Immobilization of ultrafine bimetallic nanocatalysts on metal–organic framework-derived N-doped nanoporous carbon/manganese oxide for efficient hydrous hydrazine decomposition

Abstract

Developing low-cost nanocatalysts with high performance for the selective decomposition of hydrous hydrazine is desirable but remains a critical challenge. Herein, manganese oxide-modified bimetallic Ni_0.4Rh_0.6 nanoparticles (NPs) immobilized on N-doped carbon (MnO_x–Ni_0.4Rh_0.6@NC) were facilely obtained via a conventional wet chemical co-reduction, with NH₂-UiO-66 serving as a precursor to fabricate the solid support NC after controlled pyrolysis. The obtained MnO_x–Ni_0.4Rh_0.6@NC exhibited extraordinarily high catalytic activity as well as 100% H₂ selectivity for the selective dehydrogenation of hydrous hydrazine, giving a turnover frequency value (TOF) as high as 1363 h⁻¹ at 323 K. The efficient catalytic activity was mainly attributed to the small size effect and the strong synergistic interaction between the metal NPs and the solid support, resulting in an electronic redistribution of active sites.

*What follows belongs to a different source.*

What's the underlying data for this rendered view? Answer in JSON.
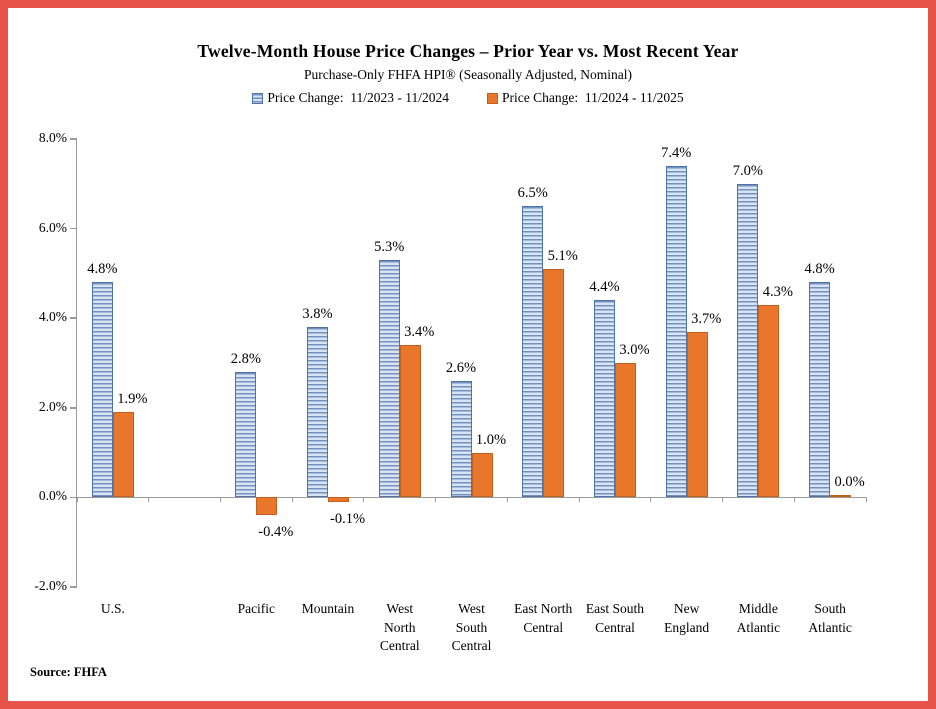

In addition, the MnO_x possessed abundant “dangling bonds”, providing abundant unsaturated coordination bonds and facilitated optimized electronic reconfiguration, which enhanced the kinetics of hydrogen production. This work offers a new strategy for designing bimetallic nanosystems with high catalytic performance, holding promise for tremendous industrial applications in the future.